Cuatro años de degeneración democrática, de mentiras sistemáticas, de aliento de los peores instintos humanos y de administración incompetente terminan. El legado que dejan es división, desconfianza, rencor.
Biden afronta tres órdenes de desafíos extraordinarios.
El primero e inmediato es el flagelo pandémico, en sus vertientes sanitarias y económicas.
El segundo y subyacente es la enfermedad de la democracia estadounidense, con la grave división de su sociedad y las debilidades que ha expuesto el trumpismo.
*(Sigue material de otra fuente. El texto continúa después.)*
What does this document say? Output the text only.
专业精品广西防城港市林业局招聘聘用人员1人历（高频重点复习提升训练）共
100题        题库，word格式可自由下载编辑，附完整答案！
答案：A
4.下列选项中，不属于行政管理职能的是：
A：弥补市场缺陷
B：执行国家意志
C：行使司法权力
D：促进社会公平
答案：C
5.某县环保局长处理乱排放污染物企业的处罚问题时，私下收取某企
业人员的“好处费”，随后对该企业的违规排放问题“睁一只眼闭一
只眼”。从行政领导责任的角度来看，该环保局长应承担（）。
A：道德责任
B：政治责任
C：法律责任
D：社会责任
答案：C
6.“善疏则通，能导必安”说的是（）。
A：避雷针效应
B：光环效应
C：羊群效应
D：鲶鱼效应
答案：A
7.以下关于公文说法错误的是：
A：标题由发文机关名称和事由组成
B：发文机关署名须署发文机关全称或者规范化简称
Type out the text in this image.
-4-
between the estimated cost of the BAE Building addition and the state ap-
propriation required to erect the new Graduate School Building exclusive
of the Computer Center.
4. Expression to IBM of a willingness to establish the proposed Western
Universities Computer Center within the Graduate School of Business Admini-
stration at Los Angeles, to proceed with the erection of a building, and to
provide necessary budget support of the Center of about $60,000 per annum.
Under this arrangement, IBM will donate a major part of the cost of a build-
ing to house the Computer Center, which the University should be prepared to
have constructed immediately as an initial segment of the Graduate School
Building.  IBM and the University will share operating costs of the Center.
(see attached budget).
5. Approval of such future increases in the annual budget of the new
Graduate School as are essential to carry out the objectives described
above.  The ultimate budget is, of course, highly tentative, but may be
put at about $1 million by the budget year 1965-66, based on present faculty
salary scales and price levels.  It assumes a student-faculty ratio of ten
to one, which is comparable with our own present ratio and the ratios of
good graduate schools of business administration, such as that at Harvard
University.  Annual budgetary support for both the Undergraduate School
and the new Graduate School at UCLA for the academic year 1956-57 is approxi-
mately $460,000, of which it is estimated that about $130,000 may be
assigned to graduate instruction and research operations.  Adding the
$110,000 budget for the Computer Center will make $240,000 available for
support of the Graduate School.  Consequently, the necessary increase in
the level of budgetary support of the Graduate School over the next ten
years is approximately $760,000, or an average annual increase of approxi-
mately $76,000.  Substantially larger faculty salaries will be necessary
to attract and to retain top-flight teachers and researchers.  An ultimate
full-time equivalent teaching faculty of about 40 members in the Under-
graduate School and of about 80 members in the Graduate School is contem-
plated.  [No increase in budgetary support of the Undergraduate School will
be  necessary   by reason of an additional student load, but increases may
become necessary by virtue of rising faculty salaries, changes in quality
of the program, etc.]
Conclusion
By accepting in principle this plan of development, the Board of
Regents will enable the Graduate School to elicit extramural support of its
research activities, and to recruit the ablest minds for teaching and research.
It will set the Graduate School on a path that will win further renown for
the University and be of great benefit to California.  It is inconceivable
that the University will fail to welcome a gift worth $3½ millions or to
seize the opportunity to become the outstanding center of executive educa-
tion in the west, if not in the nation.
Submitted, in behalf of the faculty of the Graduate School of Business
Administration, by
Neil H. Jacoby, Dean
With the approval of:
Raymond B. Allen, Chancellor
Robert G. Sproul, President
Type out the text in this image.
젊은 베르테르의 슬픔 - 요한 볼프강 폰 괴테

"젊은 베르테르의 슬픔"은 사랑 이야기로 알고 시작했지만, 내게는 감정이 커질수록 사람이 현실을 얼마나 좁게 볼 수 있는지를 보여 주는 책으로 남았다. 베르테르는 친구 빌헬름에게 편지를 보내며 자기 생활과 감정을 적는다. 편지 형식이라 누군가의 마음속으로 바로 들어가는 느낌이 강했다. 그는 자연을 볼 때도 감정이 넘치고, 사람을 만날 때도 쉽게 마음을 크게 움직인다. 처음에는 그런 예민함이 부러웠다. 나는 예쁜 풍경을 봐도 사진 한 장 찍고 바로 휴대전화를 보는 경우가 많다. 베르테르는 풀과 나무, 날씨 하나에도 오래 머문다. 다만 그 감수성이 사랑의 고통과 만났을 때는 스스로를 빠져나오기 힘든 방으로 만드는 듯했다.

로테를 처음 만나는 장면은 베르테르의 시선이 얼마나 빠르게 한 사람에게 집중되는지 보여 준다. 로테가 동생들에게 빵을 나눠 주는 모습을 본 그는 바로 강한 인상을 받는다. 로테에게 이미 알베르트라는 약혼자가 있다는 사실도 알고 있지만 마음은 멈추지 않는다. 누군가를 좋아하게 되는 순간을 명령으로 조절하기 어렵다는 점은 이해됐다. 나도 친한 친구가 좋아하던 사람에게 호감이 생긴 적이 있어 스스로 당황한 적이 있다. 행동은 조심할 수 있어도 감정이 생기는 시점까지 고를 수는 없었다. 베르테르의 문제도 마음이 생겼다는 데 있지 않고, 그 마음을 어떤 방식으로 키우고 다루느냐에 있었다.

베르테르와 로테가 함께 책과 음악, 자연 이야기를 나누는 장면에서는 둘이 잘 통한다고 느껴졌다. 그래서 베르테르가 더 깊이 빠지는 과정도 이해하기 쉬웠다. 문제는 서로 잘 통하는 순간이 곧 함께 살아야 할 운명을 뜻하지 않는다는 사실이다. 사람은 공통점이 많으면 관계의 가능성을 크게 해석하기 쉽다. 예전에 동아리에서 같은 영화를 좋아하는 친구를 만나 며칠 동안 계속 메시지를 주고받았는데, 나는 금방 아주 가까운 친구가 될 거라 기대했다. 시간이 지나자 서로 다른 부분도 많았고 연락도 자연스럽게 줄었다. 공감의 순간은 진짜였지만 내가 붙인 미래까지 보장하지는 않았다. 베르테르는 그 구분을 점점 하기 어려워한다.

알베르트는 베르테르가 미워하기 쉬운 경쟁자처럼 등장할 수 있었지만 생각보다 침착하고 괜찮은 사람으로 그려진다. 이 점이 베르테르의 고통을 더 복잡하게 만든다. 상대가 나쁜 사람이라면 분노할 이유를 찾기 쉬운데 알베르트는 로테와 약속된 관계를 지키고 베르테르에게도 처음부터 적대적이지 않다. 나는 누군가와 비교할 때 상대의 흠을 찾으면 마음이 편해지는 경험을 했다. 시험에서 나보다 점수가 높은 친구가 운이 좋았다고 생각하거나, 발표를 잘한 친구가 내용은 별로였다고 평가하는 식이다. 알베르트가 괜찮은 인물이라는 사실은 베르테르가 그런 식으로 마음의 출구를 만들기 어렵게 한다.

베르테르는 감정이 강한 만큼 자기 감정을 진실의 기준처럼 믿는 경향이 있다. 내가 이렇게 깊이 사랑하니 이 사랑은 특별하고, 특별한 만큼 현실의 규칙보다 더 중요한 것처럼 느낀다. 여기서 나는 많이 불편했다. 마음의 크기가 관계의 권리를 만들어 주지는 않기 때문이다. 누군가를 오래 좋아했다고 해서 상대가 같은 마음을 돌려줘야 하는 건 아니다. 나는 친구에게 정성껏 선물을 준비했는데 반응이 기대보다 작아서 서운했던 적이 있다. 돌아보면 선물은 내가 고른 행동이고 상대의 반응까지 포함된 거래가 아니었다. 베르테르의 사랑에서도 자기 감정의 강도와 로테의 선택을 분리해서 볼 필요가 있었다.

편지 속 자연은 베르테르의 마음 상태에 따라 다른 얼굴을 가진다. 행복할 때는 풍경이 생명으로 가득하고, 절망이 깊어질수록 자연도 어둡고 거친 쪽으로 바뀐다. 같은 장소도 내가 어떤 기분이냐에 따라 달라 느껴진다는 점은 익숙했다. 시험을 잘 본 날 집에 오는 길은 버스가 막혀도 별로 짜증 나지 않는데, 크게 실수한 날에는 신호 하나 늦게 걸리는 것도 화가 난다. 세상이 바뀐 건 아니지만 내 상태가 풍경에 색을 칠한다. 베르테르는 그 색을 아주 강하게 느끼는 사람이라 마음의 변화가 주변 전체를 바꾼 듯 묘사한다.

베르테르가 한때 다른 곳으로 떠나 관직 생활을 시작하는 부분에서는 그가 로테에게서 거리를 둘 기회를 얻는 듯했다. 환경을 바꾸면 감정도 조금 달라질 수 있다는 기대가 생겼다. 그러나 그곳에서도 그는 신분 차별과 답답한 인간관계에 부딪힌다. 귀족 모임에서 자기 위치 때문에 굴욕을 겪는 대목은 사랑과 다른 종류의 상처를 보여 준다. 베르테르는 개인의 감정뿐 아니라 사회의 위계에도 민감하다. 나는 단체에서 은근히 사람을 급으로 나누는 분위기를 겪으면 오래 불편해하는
El tercero y exterior es el imparable ascenso de China y la correspondiente erosión de la prominencia de EE UU y Occidente.
La tarea es ímproba; el éxito, cuando menos, muy difícil. Pero, de entrada, algunos elementos apuntan en una dirección esperanzadora. Tres palabras han destacado en el discurso inaugural de Biden: unidad, verdad, democracia.
Lo fundamental es no olvidar que Trump no es un tumor de la democracia ya extirpado. Es un síntoma. El descontento ciudadano que subyace a su auge; los medios digitales e informativos que lo permitieron; la actitud lacaya de parte del estamento político… todo sigue ahí. Las democracias son frágiles, recordó Biden.
Y el mensaje no vale solo para EE UU.